Y sí, las mujeres notamos esas cosas.
—¡Cass! No sabes lo que fue encontrar estaciona—
Me vio.
La sonrisa que traía para él cambió. Matiz mínimo. Preciso. Reconocible.
—Oh. No sabía que estabas acompañado.
Cassian se secó las manos tranquilamente.
—Léa, ella es Elodie. Tiene el restaurante de enfrente.
—Sí, lo ubico —respondió con una sonrisa diplomática de manual.
—Mucho gusto —dije.
—El gusto es mío —respondió ella, con un tono tan perfecto que parecía ensayado.
Le entregó los documentos a Cassian. Él los tomó revisando los papeles.
Mientras ella le explicaba ciertos detalles, él escuchaba la mitad. La otra mitad estaba… en mí. No porque me estuviera mirando, sino porque su forma de estar decía que yo no era una interrupción en su cocina, sino parte del ambiente.
Léa sí lo miraba con un matiz más suave. No exagerado. No dramático. Pero estaba ahí.
Yo no quise juzgarla. No tenía motivos.
También pensé, por un segundo, que quizá solo era una amiga protectora, o una mujer que cuida su lugar en la vida de su amigo.
Nada más.
—Si te hace falta algún otro papel, dime —dijo finalmente.

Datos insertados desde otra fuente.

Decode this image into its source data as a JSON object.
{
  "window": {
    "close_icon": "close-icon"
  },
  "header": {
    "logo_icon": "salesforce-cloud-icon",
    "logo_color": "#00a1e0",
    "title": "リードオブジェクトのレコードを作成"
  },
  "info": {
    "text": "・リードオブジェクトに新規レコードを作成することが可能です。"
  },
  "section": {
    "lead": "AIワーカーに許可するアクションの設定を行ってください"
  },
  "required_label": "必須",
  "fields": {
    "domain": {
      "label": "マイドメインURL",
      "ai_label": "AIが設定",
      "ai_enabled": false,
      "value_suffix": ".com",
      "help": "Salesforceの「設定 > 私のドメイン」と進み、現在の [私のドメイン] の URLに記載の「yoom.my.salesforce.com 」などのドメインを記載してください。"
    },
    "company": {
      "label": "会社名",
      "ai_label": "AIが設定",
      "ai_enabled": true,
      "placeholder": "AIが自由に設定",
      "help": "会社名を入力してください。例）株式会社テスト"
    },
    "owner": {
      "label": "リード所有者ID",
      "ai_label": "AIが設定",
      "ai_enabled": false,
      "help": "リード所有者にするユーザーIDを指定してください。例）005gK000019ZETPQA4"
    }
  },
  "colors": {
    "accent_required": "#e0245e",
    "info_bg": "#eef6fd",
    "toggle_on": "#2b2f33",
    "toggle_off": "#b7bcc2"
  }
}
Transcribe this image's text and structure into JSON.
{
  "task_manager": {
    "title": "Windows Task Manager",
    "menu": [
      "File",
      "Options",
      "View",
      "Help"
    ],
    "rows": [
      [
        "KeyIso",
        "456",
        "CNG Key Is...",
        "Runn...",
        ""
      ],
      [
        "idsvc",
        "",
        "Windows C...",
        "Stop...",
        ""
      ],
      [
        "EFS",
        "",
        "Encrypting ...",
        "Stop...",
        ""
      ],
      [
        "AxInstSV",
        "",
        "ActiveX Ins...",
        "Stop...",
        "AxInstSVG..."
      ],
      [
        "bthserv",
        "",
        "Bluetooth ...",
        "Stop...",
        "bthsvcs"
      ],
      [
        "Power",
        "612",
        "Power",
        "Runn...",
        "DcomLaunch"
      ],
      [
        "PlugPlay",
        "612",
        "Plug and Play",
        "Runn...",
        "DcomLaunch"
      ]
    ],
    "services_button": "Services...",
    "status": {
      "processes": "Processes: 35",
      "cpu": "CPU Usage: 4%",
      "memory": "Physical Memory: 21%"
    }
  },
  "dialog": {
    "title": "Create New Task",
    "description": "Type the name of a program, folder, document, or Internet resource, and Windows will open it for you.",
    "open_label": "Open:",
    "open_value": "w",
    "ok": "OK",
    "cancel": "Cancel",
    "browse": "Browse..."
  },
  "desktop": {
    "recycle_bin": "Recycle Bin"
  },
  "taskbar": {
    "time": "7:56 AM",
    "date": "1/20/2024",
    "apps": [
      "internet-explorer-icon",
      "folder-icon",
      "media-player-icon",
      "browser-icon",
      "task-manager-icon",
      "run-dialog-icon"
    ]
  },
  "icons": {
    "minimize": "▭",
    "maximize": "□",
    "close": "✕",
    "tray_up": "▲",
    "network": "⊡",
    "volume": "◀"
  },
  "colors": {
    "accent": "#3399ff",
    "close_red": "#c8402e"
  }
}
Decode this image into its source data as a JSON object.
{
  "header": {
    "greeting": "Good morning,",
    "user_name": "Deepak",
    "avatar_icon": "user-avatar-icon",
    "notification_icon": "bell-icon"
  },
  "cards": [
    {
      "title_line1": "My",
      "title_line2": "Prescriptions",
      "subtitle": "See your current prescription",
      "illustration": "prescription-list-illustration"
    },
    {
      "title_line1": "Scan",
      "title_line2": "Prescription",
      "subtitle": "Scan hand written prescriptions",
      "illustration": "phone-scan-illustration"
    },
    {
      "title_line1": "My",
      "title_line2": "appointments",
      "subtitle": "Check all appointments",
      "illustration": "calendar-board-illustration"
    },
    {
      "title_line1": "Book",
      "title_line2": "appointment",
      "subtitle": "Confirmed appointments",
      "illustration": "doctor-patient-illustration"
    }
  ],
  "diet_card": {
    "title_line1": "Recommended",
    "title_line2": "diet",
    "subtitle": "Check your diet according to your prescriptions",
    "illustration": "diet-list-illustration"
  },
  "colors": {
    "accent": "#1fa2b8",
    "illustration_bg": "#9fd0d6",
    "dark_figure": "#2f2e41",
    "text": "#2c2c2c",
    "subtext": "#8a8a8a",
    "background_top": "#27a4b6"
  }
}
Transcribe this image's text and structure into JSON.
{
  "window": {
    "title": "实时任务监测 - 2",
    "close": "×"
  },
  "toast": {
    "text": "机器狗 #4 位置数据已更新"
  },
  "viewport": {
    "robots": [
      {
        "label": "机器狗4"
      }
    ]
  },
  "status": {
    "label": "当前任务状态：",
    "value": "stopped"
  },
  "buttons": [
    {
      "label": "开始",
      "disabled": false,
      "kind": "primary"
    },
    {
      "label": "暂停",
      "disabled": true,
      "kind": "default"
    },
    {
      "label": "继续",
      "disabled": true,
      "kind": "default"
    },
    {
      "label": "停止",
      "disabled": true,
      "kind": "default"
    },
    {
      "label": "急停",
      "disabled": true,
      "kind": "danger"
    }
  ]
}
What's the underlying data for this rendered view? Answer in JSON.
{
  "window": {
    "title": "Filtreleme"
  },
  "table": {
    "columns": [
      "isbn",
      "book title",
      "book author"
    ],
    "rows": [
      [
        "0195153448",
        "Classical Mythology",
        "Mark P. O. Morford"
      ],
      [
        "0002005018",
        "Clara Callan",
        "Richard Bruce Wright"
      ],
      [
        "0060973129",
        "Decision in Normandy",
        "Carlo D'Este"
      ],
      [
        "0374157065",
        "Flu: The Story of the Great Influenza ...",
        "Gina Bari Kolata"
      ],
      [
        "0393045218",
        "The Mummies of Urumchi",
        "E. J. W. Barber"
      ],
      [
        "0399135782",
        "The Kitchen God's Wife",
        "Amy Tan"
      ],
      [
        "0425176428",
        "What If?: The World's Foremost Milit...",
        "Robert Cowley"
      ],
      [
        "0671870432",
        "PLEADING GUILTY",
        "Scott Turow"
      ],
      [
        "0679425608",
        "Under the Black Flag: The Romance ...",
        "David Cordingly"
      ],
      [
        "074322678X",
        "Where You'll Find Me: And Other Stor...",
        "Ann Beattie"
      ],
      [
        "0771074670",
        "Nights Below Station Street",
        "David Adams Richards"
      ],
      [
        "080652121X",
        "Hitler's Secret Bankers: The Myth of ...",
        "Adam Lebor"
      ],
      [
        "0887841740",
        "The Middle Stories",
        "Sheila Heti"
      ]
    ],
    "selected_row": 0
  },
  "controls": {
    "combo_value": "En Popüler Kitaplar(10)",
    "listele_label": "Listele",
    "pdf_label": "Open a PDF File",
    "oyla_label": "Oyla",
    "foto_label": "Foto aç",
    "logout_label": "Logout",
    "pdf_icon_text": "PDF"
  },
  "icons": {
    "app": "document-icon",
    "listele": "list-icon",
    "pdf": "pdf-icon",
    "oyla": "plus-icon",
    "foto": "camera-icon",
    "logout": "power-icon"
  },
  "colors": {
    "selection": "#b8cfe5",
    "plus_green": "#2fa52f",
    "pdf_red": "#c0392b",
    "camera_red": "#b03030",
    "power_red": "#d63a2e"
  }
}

—Te aviso —respondió Cassian, cordial y punto.
Léa me sonrió antes de irse. Una sonrisa pequeña, amable, no ofensiva.
Cuando salió, él exhaló un suspiro leve, no cargado, solo… práctico.
—Léa es amiga mía desde la universidad —comentó mientras ordenaba los documentos en un extremo de la mesa—. Ella estudiaba derecho, yo estaba en gastronomía. Coincidimos por un par de materias optativas y desde entonces me ayuda con papeleo, permisos, esas cosas que me dan dolor de cabeza.
—Ah —sonreí—. Entonces es como mi Ruby.
Cassian levantó la mirada, como si aquello le hubiera gustado genuinamente.
—¿Sí? —preguntó.
—Sí. Ruby es la que mantiene mi vida administrativa en pie. Y la que me recuerda pagar impuestos cuando se me olvida que existen.
Él soltó una risa baja, real.
—Exacto. Léa cumple ese rol conmigo. Nada más complicado que eso.
No tuve motivo para dudarlo.
Y tampoco para seguir pensando en ello.
Cassian se acercó nuevamente, esta vez para mostrarme un corte, según a su estilo, ya que es algo nuevo para mí.
Pero lo hace demasiado cerca.
Otra vez. Es un sinvergüenza.
—Mira —dijo—. Es más fácil si lo haces así…
Su voz bajó sin quererlo.
Su pecho casi rozó mi hombro.
La distancia entre los dos era…
Bueno, era ridícula.
Cuando levanté la mirada, él ya estaba observándome.
En silencio.
Con esa calma peligrosa que tienen los hombres que no necesitan hacer ruido para imponerse.
Un segundo.
Otro.
El mundo se sostuvo en una línea invisible.